DEFENSIVE PLAYBOOK

How Pete Carroll defends four verts from Middle of the Field Close

By Matty Brown 

The NFL has improved to be far better at dissecting single-high defenses that were popularized by the successes of Pete Carroll. For that reason, and after the season-ending injury rangy free safety Earl Thomas suffered, the Seahawks head coach decided to call more match quarters.

Yet Carroll still wants to primarily run Middle of the Field Closed, especially out of his 4-3 base. From the dominance of the Legion of Boom to the present, Carroll’s pass defenses have never been vanilla Cover 3. Various checks and reads are built into the spot-dropping to make the coverages far more match-like.

Today we’ll be looking at “Soft Sky.” The coverage still allows Carroll’s teams to play with speed and free of the paralysis of thought, but it compensates for one inherent weakness of 3 deep, 4 under concepts. It also attacks the tendencies offenses lean on when faced with single-high looks.

It’s football 101 that the Cover 3 MOF safety is put in a terrible bind by two seam routes, leading to four verts being a successful call. Similar to how how Nick Saban uses Rip-Liz to match four verticals into a four-deep structure, Carroll has an answer to save his safety: “Soft Sky.”

He too uses the down safety to remove a second seam. After a pre-snap “zebra” call (a seam alert), a Soft Sky check can be called or it’ll be built in. It’s most often seen against 2×2 formations out of an over front, particularly versus an in-line tight end.

Soft Sky’s strength

In week 4 of 2018, Seattle experienced difficulties against the Carolina Panthers’ attack. The orbit motion option game caused conflict for Seattle’s buzz defenders. (Apex players, frequently a SAM linebacker and the strong safety)

Then Bradley McDougald baited Cam Newton into throwing a pick that would prove a turning point. Carolina aligned with 12 personnel on 1st and 10, leading 13-10. Newton, thinking McDougald was a ‘hook curl; buzz to flat’ player, must have turned giddy when he saw deep safety, Tedric Thompson, cheat to the boundary. After McDougald was drawn up by the run fake to Christian McCaffrey, Newton chose what he thought was an open seam.

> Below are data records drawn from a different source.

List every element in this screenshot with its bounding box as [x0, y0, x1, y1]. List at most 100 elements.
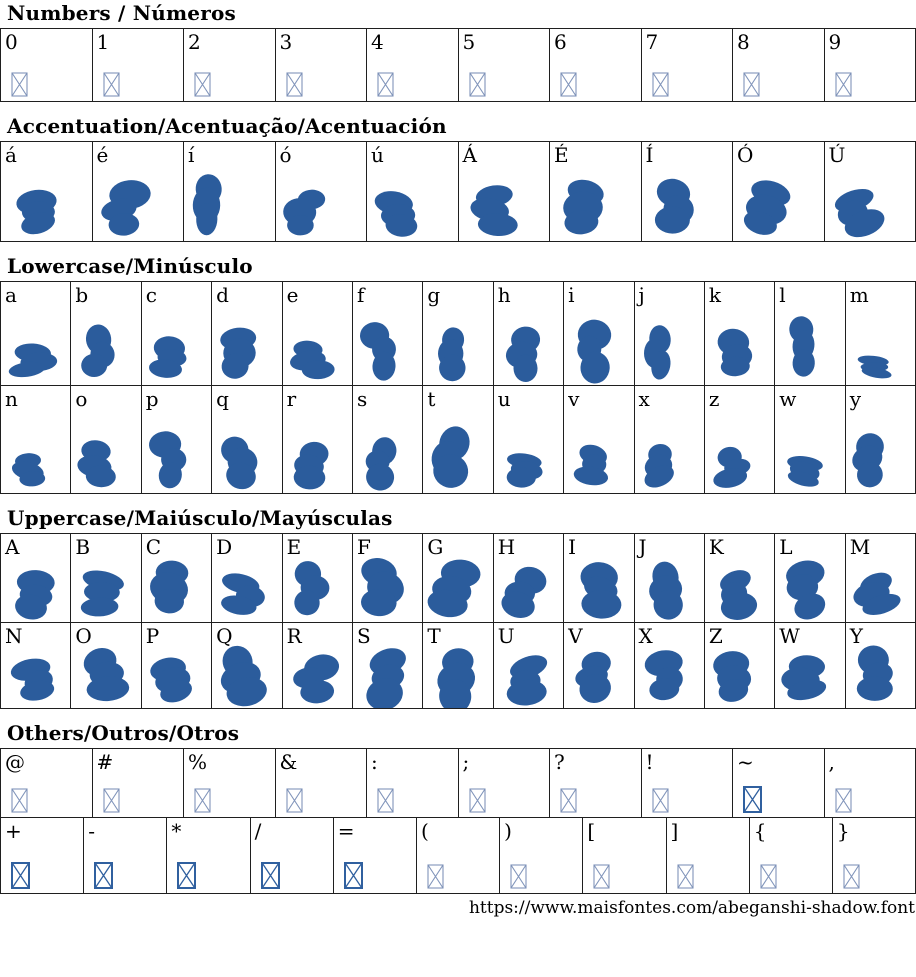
- glyph-label: /: [254, 819, 262, 843]
- glyph-blob: [79, 647, 130, 702]
- glyph-cell: V: [564, 623, 635, 708]
- glyph-label: G: [427, 535, 444, 559]
- section-uppercase: Uppercase/Maiúsculo/Mayúsculas A B C D E F G H I J…: [0, 507, 916, 709]
- glyph-label: %: [188, 750, 208, 774]
- glyph-blob: [431, 426, 471, 488]
- glyph-blob: [572, 651, 618, 703]
- glyph-label: p: [145, 387, 159, 411]
- missing-glyph-icon: [743, 786, 762, 813]
- glyph-cell: á: [1, 142, 93, 241]
- glyph-label: [: [587, 819, 596, 843]
- section-title: Lowercase/Minúsculo: [7, 254, 253, 278]
- glyph-cell: {: [750, 818, 833, 893]
- section-numbers: Numbers / Números 0 1 2 3 4 5 6 7 8 9: [0, 2, 916, 102]
- glyph-label: x: [638, 387, 650, 411]
- glyph-cell: í: [184, 142, 276, 241]
- glyph-cell: }: [833, 818, 915, 893]
- glyph-cell: 6: [550, 29, 642, 101]
- glyph-label: Ú: [828, 143, 846, 167]
- glyph-label: T: [427, 624, 441, 648]
- glyph-blob: [149, 560, 198, 615]
- glyph-cell: ú: [367, 142, 459, 241]
- missing-glyph-icon: [651, 788, 669, 813]
- glyph-label: t: [427, 387, 436, 411]
- glyph-cell: y: [846, 386, 915, 493]
- glyph-blob: [713, 328, 753, 378]
- glyph-cell: +: [1, 818, 85, 893]
- glyph-blob: [643, 650, 687, 701]
- glyph-cell: &: [276, 749, 367, 817]
- glyph-label: i: [568, 283, 575, 307]
- glyph-cell: n: [1, 386, 72, 493]
- missing-glyph-icon: [834, 72, 852, 97]
- glyph-cell: H: [494, 534, 565, 622]
- glyph-cell: é: [93, 142, 184, 241]
- missing-glyph-icon: [194, 72, 211, 97]
- glyph-blob: [148, 336, 192, 378]
- missing-glyph-icon: [102, 788, 120, 813]
- glyph-label: }: [836, 819, 850, 843]
- glyph-label: g: [427, 283, 441, 307]
- glyph-blob: [361, 648, 406, 708]
- glyph-cell: b: [71, 282, 142, 385]
- glyph-cell: Á: [459, 142, 550, 241]
- glyph-cell: T: [423, 623, 494, 708]
- glyph-blob: [853, 572, 901, 615]
- missing-glyph-icon: [427, 864, 444, 889]
- glyph-label: l: [779, 283, 786, 307]
- missing-glyph-icon: [11, 788, 28, 813]
- missing-glyph-icon: [468, 788, 486, 813]
- glyph-cell: l: [775, 282, 846, 385]
- glyph-cell: ?: [550, 749, 642, 817]
- missing-glyph-icon: [343, 862, 363, 889]
- glyph-blob: [9, 453, 51, 487]
- glyph-cell: =: [334, 818, 417, 893]
- footer-url: https://www.maisfontes.com/abeganshi-sha…: [468, 898, 915, 918]
- glyph-cell: 8: [733, 29, 825, 101]
- glyph-label: U: [497, 624, 515, 648]
- glyph-label: é: [96, 143, 109, 167]
- glyph-cell: [: [583, 818, 667, 893]
- missing-glyph-icon: [834, 788, 852, 813]
- missing-glyph-icon: [760, 864, 777, 889]
- glyph-cell: o: [71, 386, 142, 493]
- glyph-label: d: [216, 283, 229, 307]
- glyph-blob: [713, 446, 753, 488]
- section-title: Uppercase/Maiúsculo/Mayúsculas: [7, 506, 393, 530]
- glyph-blob: [467, 185, 519, 237]
- glyph-cell: i: [564, 282, 635, 385]
- glyph-label: C: [145, 535, 162, 559]
- glyph-cell: 7: [642, 29, 733, 101]
- glyph-blob: [851, 433, 890, 488]
- glyph-cell: #: [93, 749, 184, 817]
- section-title: Numbers / Números: [7, 1, 236, 25]
- character-row: + - * / = () [] {}: [0, 817, 916, 894]
- glyph-label: &: [279, 750, 298, 774]
- glyph-label: E: [286, 535, 302, 559]
- glyph-blob: [220, 326, 262, 379]
- glyph-label: :: [371, 750, 378, 774]
- glyph-label: o: [75, 387, 88, 411]
- glyph-blob: [9, 570, 61, 620]
- missing-glyph-icon: [94, 862, 114, 889]
- glyph-label: r: [286, 387, 297, 411]
- glyph-cell: a: [1, 282, 72, 385]
- glyph-blob: [220, 645, 268, 707]
- glyph-cell: ó: [276, 142, 367, 241]
- missing-glyph-icon: [377, 788, 394, 813]
- character-row: 0 1 2 3 4 5 6 7 8 9: [0, 28, 916, 102]
- glyph-label: ~: [737, 750, 754, 774]
- glyph-label: c: [145, 283, 157, 307]
- glyph-cell: f: [353, 282, 424, 385]
- glyph-label: 2: [188, 30, 201, 54]
- missing-glyph-icon: [651, 72, 669, 97]
- glyph-label: b: [75, 283, 89, 307]
- glyph-blob: [643, 443, 679, 488]
- glyph-cell: N: [1, 623, 72, 708]
- glyph-cell: Ó: [733, 142, 825, 241]
- glyph-label: ó: [279, 143, 292, 167]
- glyph-label: s: [356, 387, 368, 411]
- glyph-cell: 1: [93, 29, 184, 101]
- glyph-label: @: [5, 750, 25, 774]
- glyph-blob: [572, 444, 612, 486]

But the two Seahawks safeties were merely executing Soft Sky. Thompson shaded his middle third zone 60/40 over to the opposite side of down safety McDougald. Thompson’s task, following the seam alert, was to stay over his boundary seam and prevent any post.

Newton thought McDougald was going to stop in a hook. To the quarterback’s surprise, McDougald dropped with the seam into his Soft Sky and intercepted the ball intended for Chris Manhertz.

Soft Sky’s weakness

The weakness of the design is the lack of a buzz defender to the Soft Sky side. Seattle relies on strong rallying to the flat in such instances. After San Francisco and the inexperienced Nick Mullens struggled in week 13, Kyle Shanahan persistently manipulated Seattle’s Soft Sky coverage two weeks later in an overtime victory.

One play was a gorgeous inverted veer play-action. Coming out in 21 personnel to face base defense on 1st and 15, Shanahan gave Mullens a triangular read structure from a deep dig that occupied the MOF safety to a seam. Observing Delano Hill continue back with the seam in Soft Sky, Mullens knew his tertiary read in the flats was open. He attacked and found Matt Breida to pick up the first.

Applicable to any MOFC defense

The interchangeability at the peak of Thomas and Kam Chancellor is oft-overlooked. The Seahawks rotated the pair and checked into most coverages seamlessly. In the new era of their defensive backfield, when Seattle ran cover 3, Thompson was mainly relegated to a seam/post defender in more typical deep thirds. His athleticism and tackling weren’t trusted.

However, Soft Sky proved a nice changeup. If a two-seam pattern doesn’t transpire, then the offense is none the wiser as the down safety plays a regular hook. Yet, against common four verts designed to target Cover 3, it transforms into a quarters-like trap that gets offenses off schedule and tempts them into throwing a closed seam.

The coverage concept fits most defenses. Indeed, Carroll runs it via nickel and dime packages. For instance, it’s applicable to a 4-2-5’s three-safety system.